シュワルツェネッガーがオファーされたのはターミネーター役じゃない?影響を受けた作品などトリビアでたどる『ターミネーター』
撮影延期になってもめげないジェームズ・キャメロン
10:「マッドマックス」からの影響も
車やバイクが大好きで、若い頃は自分で改造した車で公道を飛ばしていたというキャメロン。そんな彼が『ターミネーター』のカーアクションで参考にした作品に挙げているのが『ザ・ドライバー』(78)と『マッドマックス2』(81)だ。前者は「エイリアン」シリーズのプロデューサーでもあるウォルター・ヒルの代表作で、ロスの裏社会で活躍する逃がし屋を描いたハードアクション。後者はメル・ギブソン主演のSFアクションで、銃を絡めたカーチェイスは本作にも取り入れられた。ターミネーター役にギブソンをオファーしたり、『ターミネーター2』(91)でジョン・コナーの愛犬にマックスと名付けたのもこの作品の影響かも。
11:キャメロンらしいこだわりの特殊効果
低予算で製作された本作だが、視覚効果出身のキャメロンらしいこだわりが映画を盛り上げた。まずは様々なデータが表示されたターミネーターの主観映像。これはCGではなく、アップル社のパソコン「Apple II」のソースコードをプリントアウトして合成したもの。未来の戦争シーンはミニチュアで、キャメロンのメカデザインも手伝ってスケール感がアップ。終盤のトラックにもミニチュアが使われ、大型車の爆発炎上が派手な見せ場を作った。皮膚の裂け目からメカが顔を出す修理シーンは特殊メイク&パペットで、スケルトンのアップにもリアルなパペットを使用。ロングショットにストップモーション・アニメーションを使うことで、自由に歩き回らせることもできた。これら全編に散りばめられたSFX映像が、映画のSFマインドを盛り上げている。
12:撮影延期が『エイリアン2』『ターミネーター2』の監督へとつながる
『ターミネーター』の製作が決まったあと、シュワルツェネッガーは『キング・オブ・デストロイヤー コナンPART2』(84)に出演することになり撮影が延期されてしまった。金銭的な余裕のなかったキャメロンは脚本の仕事を探し、プロデューサーのマリオ・カサールとアンドリュー・G・ヴァイナから『ランボー 怒りの脱出』の執筆を受けた。のちに2人は自身のカロルコ・ピクチャーズで『ターミネーター2』を製作する。

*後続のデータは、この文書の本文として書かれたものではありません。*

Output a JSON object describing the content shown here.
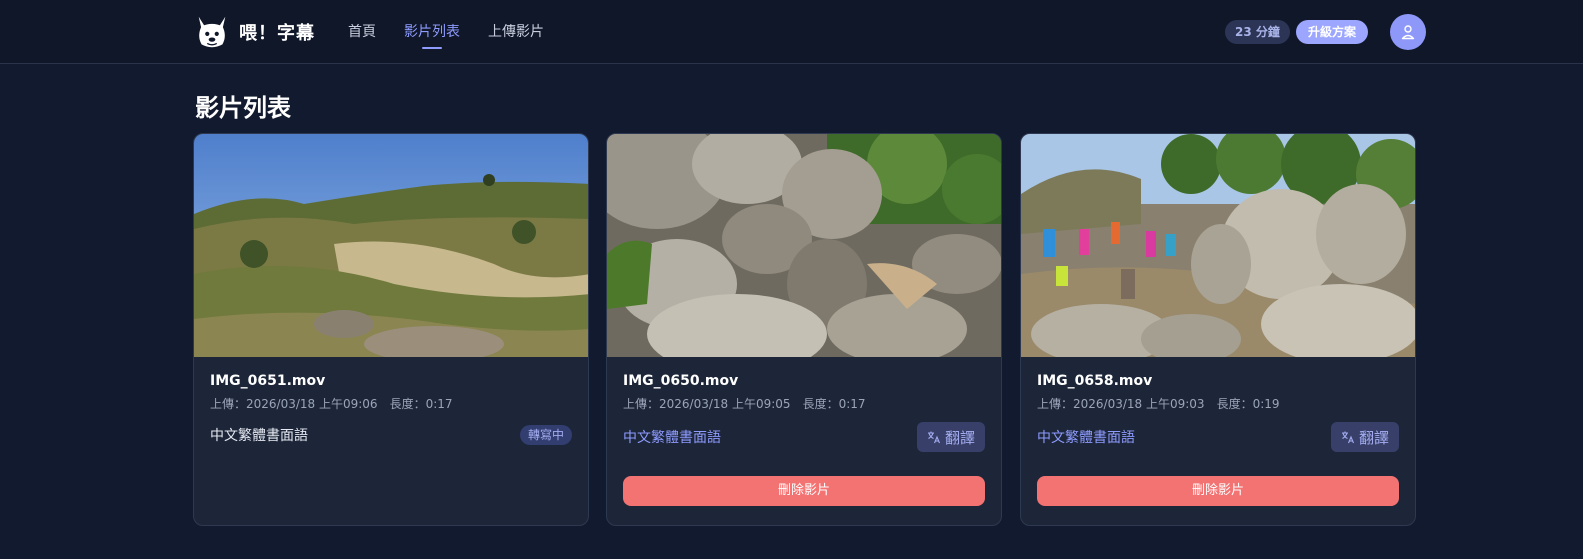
{
  "brand": {
    "name": "喂！字幕",
    "logo_icon": "french-bulldog-logo-icon"
  },
  "nav": [
    {
      "label": "首頁",
      "active": false
    },
    {
      "label": "影片列表",
      "active": true
    },
    {
      "label": "上傳影片",
      "active": false
    }
  ],
  "account": {
    "minutes_left": "23 分鐘",
    "upgrade_label": "升級方案",
    "avatar_icon": "user-icon"
  },
  "page": {
    "title": "影片列表"
  },
  "videos": [
    {
      "file_name": "IMG_0651.mov",
      "uploaded": "上傳：2026/03/18 上午09:06",
      "duration": "長度：0:17",
      "language": "中文繁體書面語",
      "status": "轉寫中",
      "thumbnail": "hillside-grass-thumbnail"
    },
    {
      "file_name": "IMG_0650.mov",
      "uploaded": "上傳：2026/03/18 上午09:05",
      "duration": "長度：0:17",
      "language": "中文繁體書面語",
      "translate_label": "翻譯",
      "delete_label": "刪除影片",
      "thumbnail": "boulders-thumbnail"
    },
    {
      "file_name": "IMG_0658.mov",
      "uploaded": "上傳：2026/03/18 上午09:03",
      "duration": "長度：0:19",
      "language": "中文繁體書面語",
      "translate_label": "翻譯",
      "delete_label": "刪除影片",
      "thumbnail": "hikers-rocks-thumbnail"
    }
  ],
  "colors": {
    "background": "#111a2e",
    "header": "#0f1729",
    "card": "#1c2638",
    "accent": "#8e9bff",
    "danger": "#f37272"
  }
}
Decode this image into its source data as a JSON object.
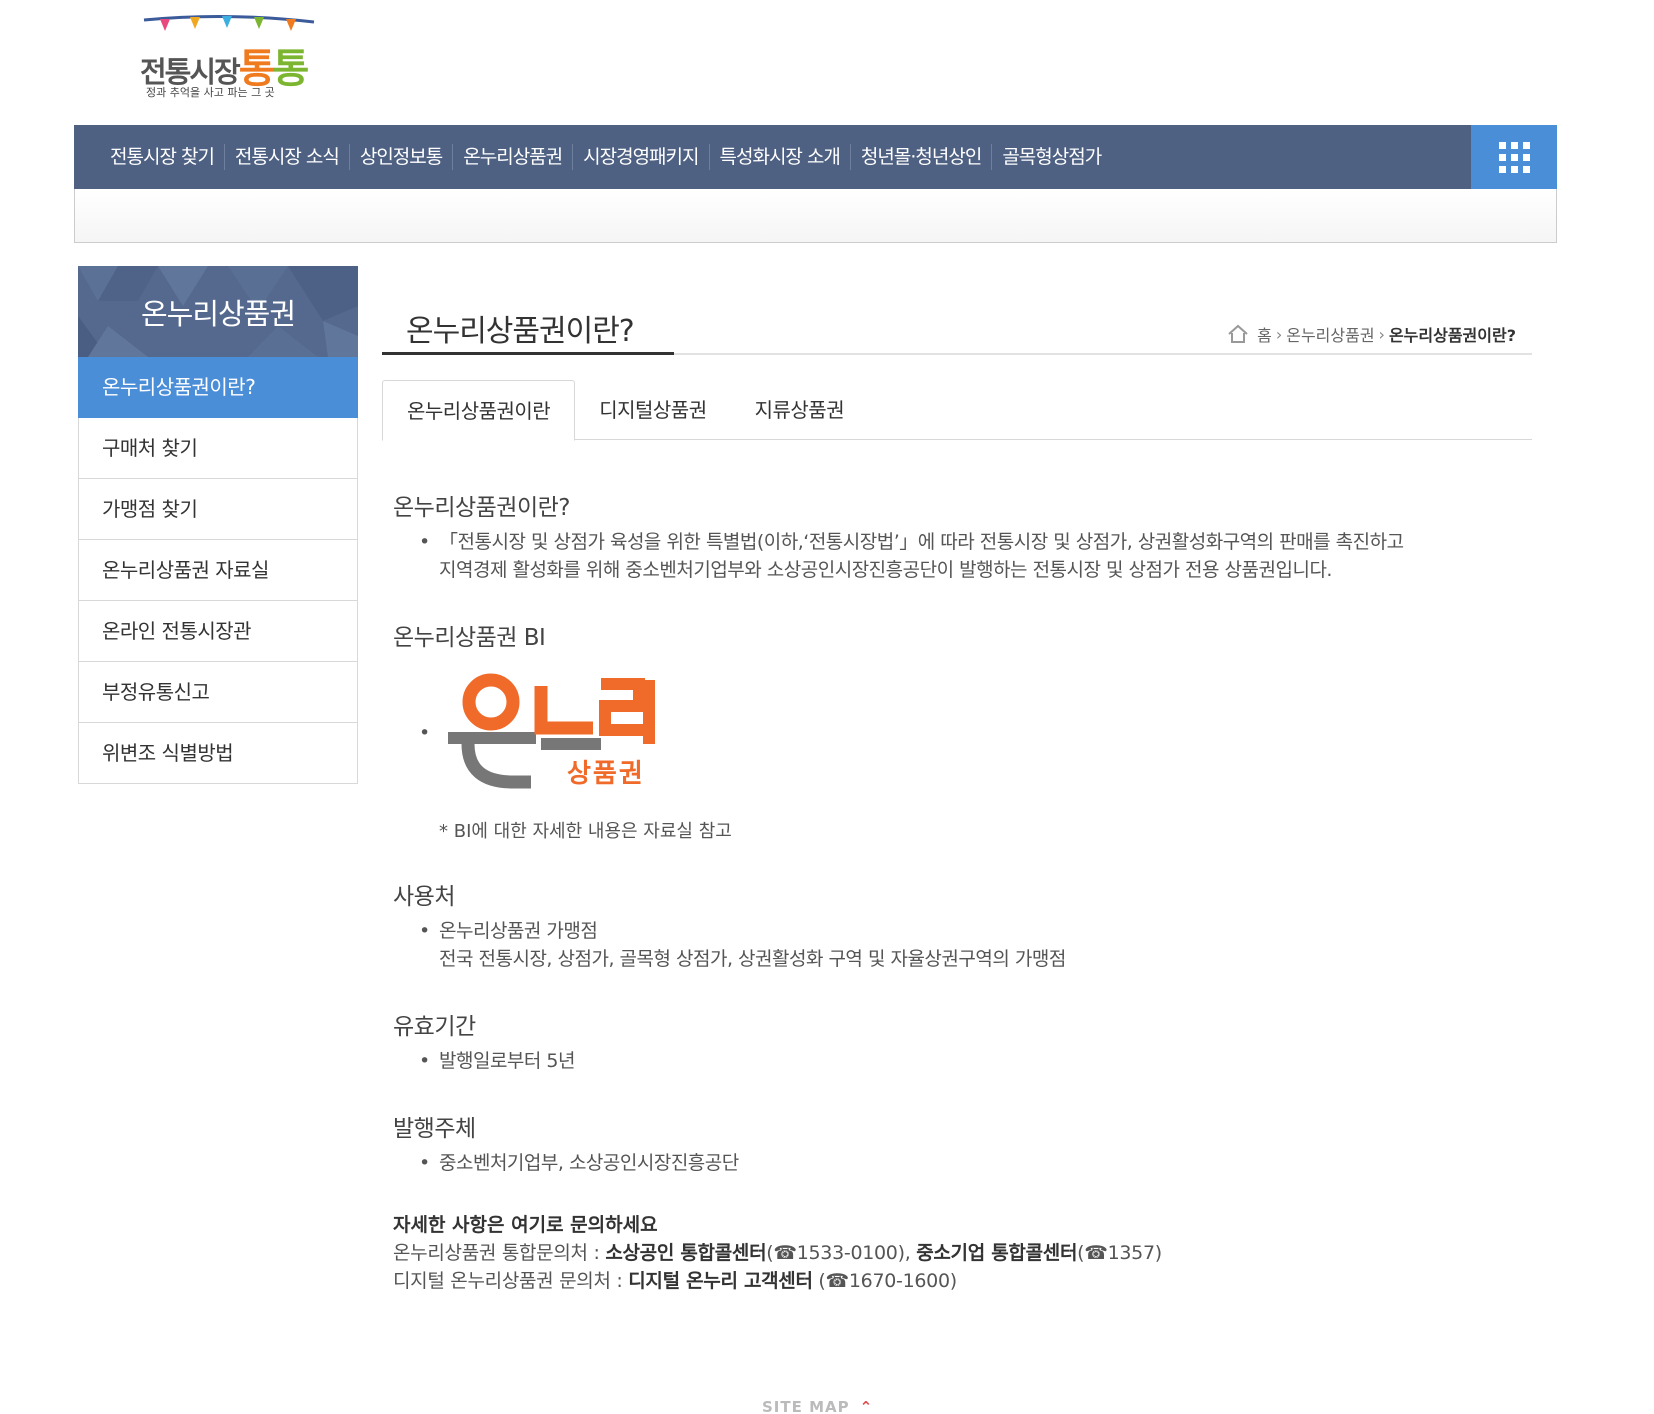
{
  "logo": {
    "main_text": "전통시장",
    "brand_part1": "통",
    "brand_part2": "통",
    "tagline": "정과 추억을 사고 파는 그 곳"
  },
  "gnb": {
    "items": [
      "전통시장 찾기",
      "전통시장 소식",
      "상인정보통",
      "온누리상품권",
      "시장경영패키지",
      "특성화시장 소개",
      "청년몰·청년상인",
      "골목형상점가"
    ],
    "all_menu_icon": "grid-icon"
  },
  "lnb": {
    "title": "온누리상품권",
    "items": [
      "온누리상품권이란?",
      "구매처 찾기",
      "가맹점 찾기",
      "온누리상품권 자료실",
      "온라인 전통시장관",
      "부정유통신고",
      "위변조 식별방법"
    ],
    "active_index": 0
  },
  "page": {
    "title": "온누리상품권이란?",
    "breadcrumb": {
      "home": "홈",
      "level1": "온누리상품권",
      "current": "온누리상품권이란?"
    }
  },
  "tabs": [
    "온누리상품권이란",
    "디지털상품권",
    "지류상품권"
  ],
  "content": {
    "sec1_title": "온누리상품권이란?",
    "sec1_line1": "「전통시장 및 상점가 육성을 위한 특별법(이하,‘전통시장법’」에 따라 전통시장 및 상점가, 상권활성화구역의 판매를 촉진하고",
    "sec1_line2": "지역경제 활성화를 위해 중소벤처기업부와 소상공인시장진흥공단이 발행하는 전통시장 및 상점가 전용 상품권입니다.",
    "sec2_title": "온누리상품권 BI",
    "bi_logo_text1": "온누리",
    "bi_logo_text2": "상품권",
    "bi_note": "* BI에 대한 자세한 내용은 자료실 참고",
    "sec3_title": "사용처",
    "sec3_line1": "온누리상품권 가맹점",
    "sec3_line2": "전국 전통시장, 상점가, 골목형 상점가, 상권활성화 구역 및 자율상권구역의 가맹점",
    "sec4_title": "유효기간",
    "sec4_line1": "발행일로부터 5년",
    "sec5_title": "발행주체",
    "sec5_line1": "중소벤처기업부, 소상공인시장진흥공단",
    "contact_title": "자세한 사항은 여기로 문의하세요",
    "contact1_label": "온누리상품권 통합문의처 : ",
    "contact1_org1": "소상공인 통합콜센터",
    "contact1_tel1": "(☎1533-0100), ",
    "contact1_org2": "중소기업 통합콜센터",
    "contact1_tel2": "(☎1357)",
    "contact2_label": "디지털 온누리상품권 문의처 : ",
    "contact2_org": "디지털 온누리 고객센터",
    "contact2_tel": " (☎1670-1600)"
  },
  "footer": {
    "sitemap": "SITE MAP",
    "sitemap_icon": "chevron-up-icon"
  }
}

同時期に『エイリアン2』の脚本も依頼され、『ターミネーター』を成功させたあとに監督も任されることになった。予想外の撮影延期が、結果的にキャメロンのキャリアアップにつながったのだ。
13:視覚効果の巨匠、スタン・ウィンストンの存在
本作の特殊メイクや造形を担当したのがスタン・ウィンストン。デザインや造形など各分野のエキスパートが集結したウィンストン・スタジオは、ウィンストンの指揮のもと本作のリアルな映像作りに貢献。『エイリアン2』、『ターミネーター2』でも組んだキャメロンとウィンストンは、共同で視覚効果会社デジタル・ドメインを設立した。ウィンストンは2008年に死去したが、ウィンストン・スタジオのメンバーが設立したレガシー・エフェクツは「アバター」シリーズのデザインワークを手掛けている。
14:ハーラン・エリスンへの謝辞
映画のエンドロールには「ハーラン・エリスンの作品に謝辞を捧ぐ(Acknowledgement to the works of Harlan Ellison)」と大きく表示されている。ハーラン・エリスンはSF作家で、脚本家としても活躍した人物。彼は『ターミネーター』を観て、自分が脚本を書いたSFアンソロジードラマ「アウター・リミッツ」(1963~65年放送)の盗作だと訴訟を起こした。問題のエピソードは「38世紀からきた兵士」と「ガラスの手を持つ男」で、前者は未来戦争の最中にタイムスリップして来た2人の兵士が現在でも戦い続ける物語。後者は人類が滅んだ遠い未来から来た男が、過去を変え人類滅亡を回避しようとするお話だ。示談が成立し、映画には上記のクレジットが追加された。
弾けるようなアクションとドラマチックな展開は40年を経たいまも新鮮。4Kレストア版で新たに生まれ変わった、キャメロンらしい凝った映像やサウンドを劇場で味わってほしい。